2 Ways Aurora Cannabis Is Shooting Itself in the Foot

Canada-based Aurora Cannabis (NASDAQ:ACB) has long been a favorite of investors, having made many of them millionaires in the past after it began selling medical cannabis in the first quarter of 2016 (Canada legalized medical cannabis in 2001). In just the two years between 2016 and 2018, Aurora’s share price shot up by 2,400%. However, Aurora didn’t focus on its expenses while ramping up its operations, and this led to great financial distress and took a toll on its stock price.

The year 2020 was a dreadful one for the company, which repeatedly failed to live up to its promise of achieving positive earnings before interest, tax, depreciation, and amortization (EBITDA). And results from the third quarter, which ended March 31, show that management still isn’t doing enough to get back to safety. Here are two ways Aurora is still shooting itself in the foot.

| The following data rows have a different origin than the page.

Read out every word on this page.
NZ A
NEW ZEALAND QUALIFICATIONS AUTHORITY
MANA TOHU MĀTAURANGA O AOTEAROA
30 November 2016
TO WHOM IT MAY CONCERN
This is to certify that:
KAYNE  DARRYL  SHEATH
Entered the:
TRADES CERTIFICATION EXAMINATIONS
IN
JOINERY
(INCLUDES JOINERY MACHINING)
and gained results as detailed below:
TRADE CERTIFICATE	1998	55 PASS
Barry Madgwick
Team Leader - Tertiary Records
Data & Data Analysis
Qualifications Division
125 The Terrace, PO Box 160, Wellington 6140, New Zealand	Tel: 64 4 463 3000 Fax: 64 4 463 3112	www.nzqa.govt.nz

Ineffective growth strategies

While U.S. cannabis companies are generating triple-digit revenue growth even with a limited legal market (cannabis is federally illegal in the U.S.), Aurora Cannabis’s revenue picture doesn’t look good. Massachusetts-based Curaleaf Holdings’ (OTC:CURLF) revenue grew 170% year over year to $260 million in its first quarter ended March 31. Meanwhile, Aurora recorded a revenue decline in its fiscal Q3 2021, which also ended March 31. Its total net revenue fell 25% year over year to 55 million Canadian dollars. On the recreational front, cannabis sales fell 53% to CA$18 million from the year-ago period.

The worst part is that Aurora is failing to generate enough revenue from its medical cannabis sales even in Canada, where it should have established a stronger market by now. It had an early mover advantage in Canada and started generating sales from medical cannabis in January 2016. But Aurora’s domestic medical cannabis sales actually fell 17% year over year to CA$36 million in the recent quarter.

For the same period, peer Canopy Growth (NASDAQ:CGC) recorded a 37% jump in total net revenue to CA$546 million from the year-ago period and saw CA$55 million in revenue just from medical cannabis in Canada. That company also saw a drastic 32% jump year over year to CA$229 million from recreational cannabis, with much of the credit going to its new, innovative high-margin cannabis derivatives products.

Not taking advantage of the new derivatives market

Canada legalized cannabis derivatives, which include vapes, edibles, beverages, concentrates, and more, in October 2019 as part of “cannabis 2.0” legalization.